Tuesday, January 5, 2010

Pessimism, Nihilism, Dualism, and Hope

Just within a day or two last week I encountered the words pessimism, nihilism, and dualism applied to old Gnosticism by two authors—Henry Corbin and Hans Jonas. Jonas also applied the words to existentialism. Corbin was inspired by Heidegger’s phenomenological approach. He studied Heidegger for a while but went beyond that philosopher’s conclusions. Jonas came out of Heidegger’s school directly and also remained an existentialist throughout his life. Jonas’ essay, the concluding chapter of his The Gnostic Religion, makes the point that Gnosticism arose in the same historical circumstances as existentialism, namely a cultural disaster. Gnosticism, as Jonas saw it, was one answer to the collapse of the Graeco-Roman social system, a system based on a faith in a Cosmic Order, thus the belief in coherent relations between parts and the whole, the governed and the ruler.
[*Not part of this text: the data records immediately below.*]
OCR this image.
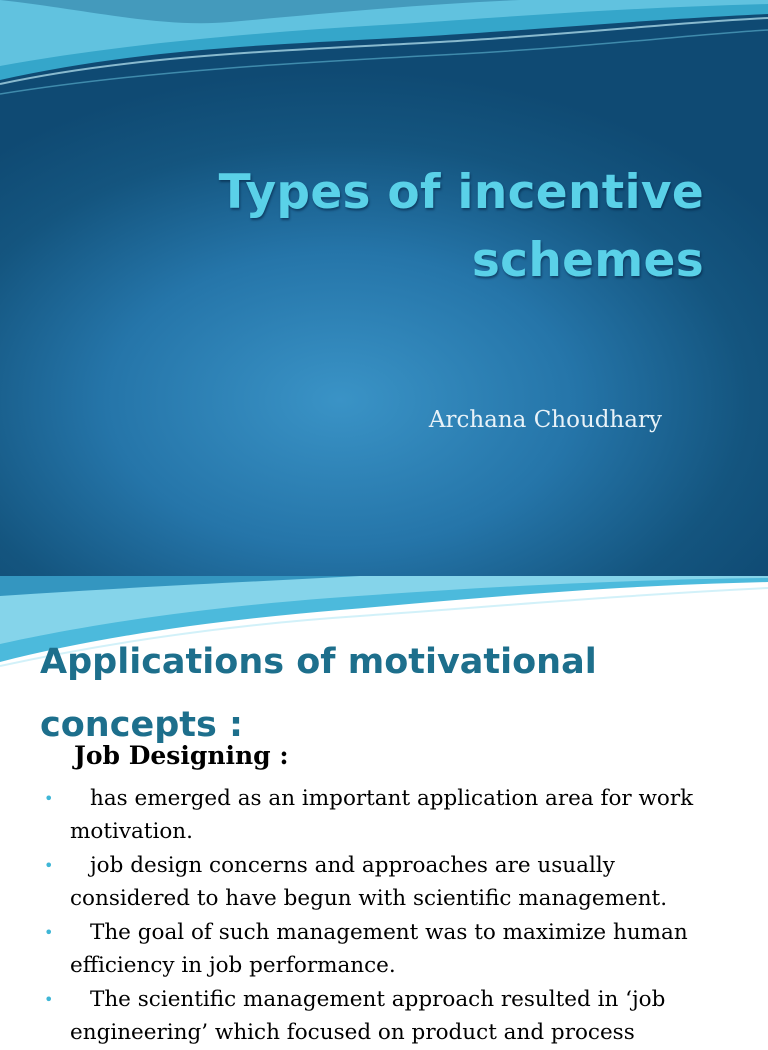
Types of incentive
schemes
Archana Choudhary
Applications of motivational
concepts :
Job Designing :
•	has emerged as an important application area for work motivation.
•	job design concerns and approaches are usually considered to have begun with scientific management.
•	The goal of such management was to maximize human efficiency in job performance.
•	The scientific management approach resulted in ‘job engineering’ which focused on product and process
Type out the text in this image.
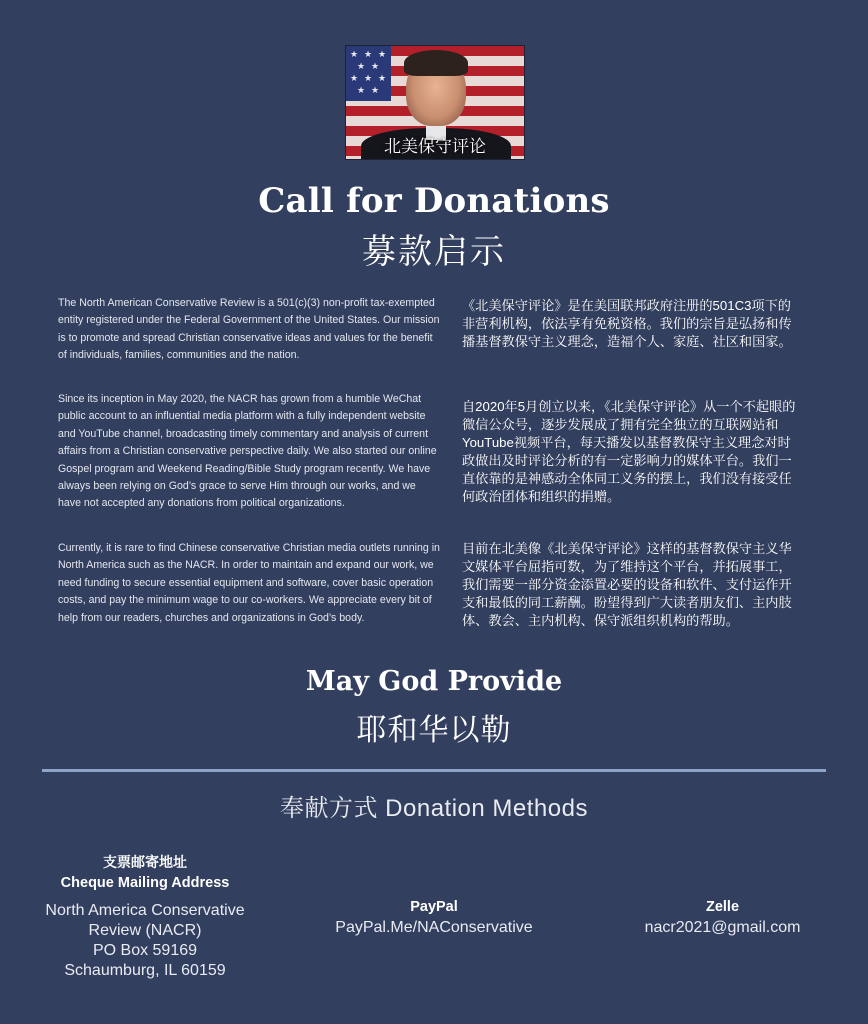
★ ★ ★
★ ★
★ ★ ★
★ ★
北美保守评论
Call for Donations
募款启示

The North American Conservative Review is a 501(c)(3) non-profit tax-exempted entity registered under the Federal Government of the United States. Our mission is to promote and spread Christian conservative ideas and values for the benefit of individuals, families, communities and the nation.

Since its inception in May 2020, the NACR has grown from a humble WeChat public account to an influential media platform with a fully independent website and YouTube channel, broadcasting timely commentary and analysis of current affairs from a Christian conservative perspective daily. We also started our online Gospel program and Weekend Reading/Bible Study program recently. We have always been relying on God’s grace to serve Him through our works, and we have not accepted any donations from political organizations.

Currently, it is rare to find Chinese conservative Christian media outlets running in North America such as the NACR. In order to maintain and expand our work, we need funding to secure essential equipment and software, cover basic operation costs, and pay the minimum wage to our co-workers. We appreciate every bit of help from our readers, churches and organizations in God’s body.

《北美保守评论》是在美国联邦政府注册的501C3项下的非营利机构，依法享有免税资格。我们的宗旨是弘扬和传播基督教保守主义理念，造福个人、家庭、社区和国家。

自2020年5月创立以来，《北美保守评论》从一个不起眼的微信公众号，逐步发展成了拥有完全独立的互联网站和YouTube视频平台，每天播发以基督教保守主义理念对时政做出及时评论分析的有一定影响力的媒体平台。我们一直依靠的是神感动全体同工义务的摆上，我们没有接受任何政治团体和组织的捐赠。

目前在北美像《北美保守评论》这样的基督教保守主义华文媒体平台屈指可数，为了维持这个平台，并拓展事工，我们需要一部分资金添置必要的设备和软件、支付运作开支和最低的同工薪酬。盼望得到广大读者朋友们、主内肢体、教会、主内机构、保守派组织机构的帮助。

May God Provide
耶和华以勒
奉献方式 Donation Methods
支票邮寄地址
Cheque Mailing Address
North America Conservative
Review (NACR)
PO Box 59169
Schaumburg, IL 60159
PayPal
PayPal.Me/NAConservative
Zelle
nacr2021@gmail.com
That order was in trouble, and minorities reacted. Existentialism was inspired, if “inspired” is the word to use, by the collapse of religious faith under the onslaught of modern science. I found Corbin’s comments in a presentation on comparative religion reprinted in The Voyage and the Messenger; that book holds a miscellany of his writings. Corbin uses the word pessimism by way of echoing the common characterization of Gnosticism, but then he parenthetically inserts the word dualism as a qualifier; in his view the Gnostic position was only pessimistic about this dispensation, not about Reality taken as a whole.

Dualism, in this context, is a technical term. It refers to systems of thought in which Good and Evil are both active and almost equivalent forces, thus Gnosticism, Manichaeism, and Mazdaism. The Gnostics, most assertively, dismissed the entire cosmos as the product of an incompetent demiurge, hence they were the most pessimistic about this world. As, indeed, the existentialists are too. The Gnostic believed in a very distant sort of God who had no active involvement in this world—and certainly did not create it.

Corbin and Jonas were both men of my father’s generation. Corbin died as a charismatic, almost mystical figure. Jonas went on from his study of Gnosticism to develop an elevated ethical doctrine which, ultimately, is a refined form of existentialism. Reading his later books I felt the cold airs of Stoic endurance—a genuinely sincere conviction, high moral courage, but also the absence of anything that resonated with anything within me—somewhat like watching Carl Sagan’s Cosmos: A Personal Journey, in which we are invited by the displayed emotions and the tone to worship—but to worship what amounts to a lot of suns and nebulae.

Interesting times I’ve lived in. Thinking about this, it occurred to me that our times have not yet genuinely felt the pessimism (dualism—as Corbin might remark in parentheses) that the Gnostics felt. Why? The answer is wealth. In our culture throughout the last century and continuing to this day, the social order has not yet begun to show its cracks as deeply as it did in the days of ancient Greek and Rome. Hence existentialism was/is a minority reaction to a change in culture on the part of those inclined to embrace the spirit of the times while, at the same time, sensitive to what it portends. Progressivism is the modern expression of hope. The real pessimism-dualism will appear when the infrastructure of modern life begins to manifest our one-sided emphasis on the material in more obvious ways. And that is still in the future unless—as in the case of Henry Corbin—we make the transition to a more comprehensive understanding of reality before the old one really begins to fall apart.


  1. I always assumed that gnosticism could not accept the notion of an imperfect world being created by a spiritual entity that is supposed to embody perfection. The demiurge--the force of evil--was a necessary gnostic creation as the creator of the world, which, to the gnostics is material and therefore evil.

    Existentialism, at least the existentialism of Camus and Sartre, was more of a reaction to the static notion that all humans could be homogenized into a monolithic essence, which, in Christian theological terms is the soul.

    The existentialists focused very clearly on the uniqueness and evolving nature of humans whose final essence would not be determined until the full balance sheet of our lives is completed.

    A truly existential moment is our very own unique, internalized moment devoid of what is supposed to happen or an ideal of what others think should happen or who we should be as opposed to who we authentically are.

  2. A symphathetic modern take on Gnosticism could certainly be phrased as you phrase yours, especially if held by a person who, like us, was brought up in the big C. But the Gnostics, it seems to me, were less moved by philosophical considerations and more by revulsion at their world. No doubt there were Gnostics who would have put it like that, but then they would have been a minority among their own.

    You speak of a human nature "whose final essence would not be determined until the full balance of our lives is completed." If we stick with Sartre, anyway, when that balance is completed, there is no one there to determine anything. I find genuine value in the phenomenological approach of existentialism. I've written on subject on my "nobody reads it" site, Borderzone.

    Thanks for your interesting comments to one of those posts of mine that rarely get comments.